In many agency contracts, there will be a paragraph around Audit Rights and a definition of Records. This will define which Records the agency is supposed to be keeping in case you ask for back-up for their invoices. For a ‘financial’ or ‘contract compliance’ audit, it could refer to amounts reimbursable by the client (i.e. production or media costs), time sheets, out of pocket expenses, salary records, personnel files, reconciliations, etc. If it’s not listed here and not otherwise mentioned in the audit clauses, then you’ll need to ask the agency’s permission to look at it.
It’s therefore very important to understand the definition of Records and how it interacts with the audit clause: if the agency doesn’t have to keep certain information or you can’t access it, then you can’t check whether it’s correct or not.
You’ll also find in the contract how long the agency is bound to keep the Records and this will have a bearing on, how long you, the client, have to audit them. Be aware that the timescales can range hugely (from months to years) and they may not run contemporaneously.
In the UK, the Statute of Limitations dictates that financial records should be kept for 6 years. Don’t assume that the agency has to make them available to you for that long – the contract may only let you access them during its term or for a set period of time afterwards.
And now, the end is near
If you have served notice on the agency, or your contract was for a fixed term and not renewed, then you’ll also need to look for the paragraph entitled “Termination”. This should include details of whether the audit clause survives termination – i.e. can you audit after you’ve terminated or completed the contract.

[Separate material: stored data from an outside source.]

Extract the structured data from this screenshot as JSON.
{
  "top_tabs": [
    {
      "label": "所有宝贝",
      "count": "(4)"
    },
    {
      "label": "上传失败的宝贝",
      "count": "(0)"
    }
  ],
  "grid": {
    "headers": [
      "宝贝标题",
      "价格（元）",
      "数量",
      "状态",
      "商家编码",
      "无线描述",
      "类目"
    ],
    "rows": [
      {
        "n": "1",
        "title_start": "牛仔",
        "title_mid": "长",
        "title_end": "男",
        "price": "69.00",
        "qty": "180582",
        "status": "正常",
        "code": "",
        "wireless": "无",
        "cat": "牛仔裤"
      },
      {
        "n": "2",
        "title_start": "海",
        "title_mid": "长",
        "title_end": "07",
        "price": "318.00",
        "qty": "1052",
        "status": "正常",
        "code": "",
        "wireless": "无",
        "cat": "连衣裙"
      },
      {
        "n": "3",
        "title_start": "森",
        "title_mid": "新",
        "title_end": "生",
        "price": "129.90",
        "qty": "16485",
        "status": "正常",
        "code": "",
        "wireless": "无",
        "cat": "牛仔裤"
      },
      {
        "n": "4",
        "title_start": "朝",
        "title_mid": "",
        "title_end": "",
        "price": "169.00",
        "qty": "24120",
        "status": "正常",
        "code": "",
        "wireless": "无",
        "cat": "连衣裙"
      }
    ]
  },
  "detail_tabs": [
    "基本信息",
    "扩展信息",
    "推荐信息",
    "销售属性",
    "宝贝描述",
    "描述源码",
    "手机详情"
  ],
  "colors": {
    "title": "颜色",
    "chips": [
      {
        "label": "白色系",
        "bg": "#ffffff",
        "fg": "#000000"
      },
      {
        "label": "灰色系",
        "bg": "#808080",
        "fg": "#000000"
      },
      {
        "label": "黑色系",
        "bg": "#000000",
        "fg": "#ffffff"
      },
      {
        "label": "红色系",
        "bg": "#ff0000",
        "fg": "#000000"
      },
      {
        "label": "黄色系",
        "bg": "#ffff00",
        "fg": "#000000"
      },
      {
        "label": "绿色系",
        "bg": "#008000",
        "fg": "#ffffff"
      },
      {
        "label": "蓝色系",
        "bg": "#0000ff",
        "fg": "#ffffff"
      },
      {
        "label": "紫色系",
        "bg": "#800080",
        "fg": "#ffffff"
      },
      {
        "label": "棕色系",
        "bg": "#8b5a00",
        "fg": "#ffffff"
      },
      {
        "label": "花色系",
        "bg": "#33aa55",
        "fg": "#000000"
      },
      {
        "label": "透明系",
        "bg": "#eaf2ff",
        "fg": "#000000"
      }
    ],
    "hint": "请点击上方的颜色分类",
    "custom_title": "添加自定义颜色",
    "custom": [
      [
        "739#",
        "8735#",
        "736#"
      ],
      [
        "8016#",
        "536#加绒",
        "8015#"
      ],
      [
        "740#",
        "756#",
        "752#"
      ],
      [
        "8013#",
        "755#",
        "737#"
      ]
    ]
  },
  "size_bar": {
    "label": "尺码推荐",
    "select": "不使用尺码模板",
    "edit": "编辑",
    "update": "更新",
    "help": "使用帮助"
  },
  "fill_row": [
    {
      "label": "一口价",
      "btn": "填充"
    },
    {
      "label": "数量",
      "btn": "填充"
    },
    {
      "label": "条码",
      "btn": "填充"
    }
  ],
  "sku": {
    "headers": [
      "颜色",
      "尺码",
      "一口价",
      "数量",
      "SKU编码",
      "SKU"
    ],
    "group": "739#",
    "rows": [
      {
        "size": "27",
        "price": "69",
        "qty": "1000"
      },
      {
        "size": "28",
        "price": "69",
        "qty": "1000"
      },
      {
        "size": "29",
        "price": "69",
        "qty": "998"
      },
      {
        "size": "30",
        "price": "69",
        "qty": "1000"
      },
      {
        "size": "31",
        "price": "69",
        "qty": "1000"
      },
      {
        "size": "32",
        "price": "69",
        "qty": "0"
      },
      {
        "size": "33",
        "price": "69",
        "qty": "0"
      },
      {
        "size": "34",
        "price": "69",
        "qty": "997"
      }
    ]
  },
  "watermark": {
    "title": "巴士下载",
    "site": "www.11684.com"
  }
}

It may also include a timescale so you know if you’ve only got 3 months or 3 years to do an audit.
Hence if you’ve been with same agency for a number of years, put a new contract in place last year and want to audit 6 years’ worth of Records, you’ll need to check both old and new contract to see which years’ data you’ve actually got access to – it may not be all 6 years.
So what if your contract doesn’t have an Audit clause in it? Or what if you don’t have a written contract at all? Does that mean you can’t audit your agency? Not necessarily. If the relationship between the agency and the client is a good one, then they should be more than happy for you to do an audit to check everything is going to plan. They will probably want to agree the audit scope in advance, but this is only normal/good practice anyway.
If, however, the agency declines the request to audit, your internal alarm bells should be ringing. What signal does that send you? It’s only the same as having the mother-in-law come over to run her fingers over the skirting boards, isn’t it? If they’ve been doing their cleaning, they’ve got nothing to worry about then, have they?
Hopefully you will now know what kinds of audits there are, whether you’re allowed to audit your agency, what you can audit and when. The next question is (in the words of Simon Sinek), WHY? But that’s for another day!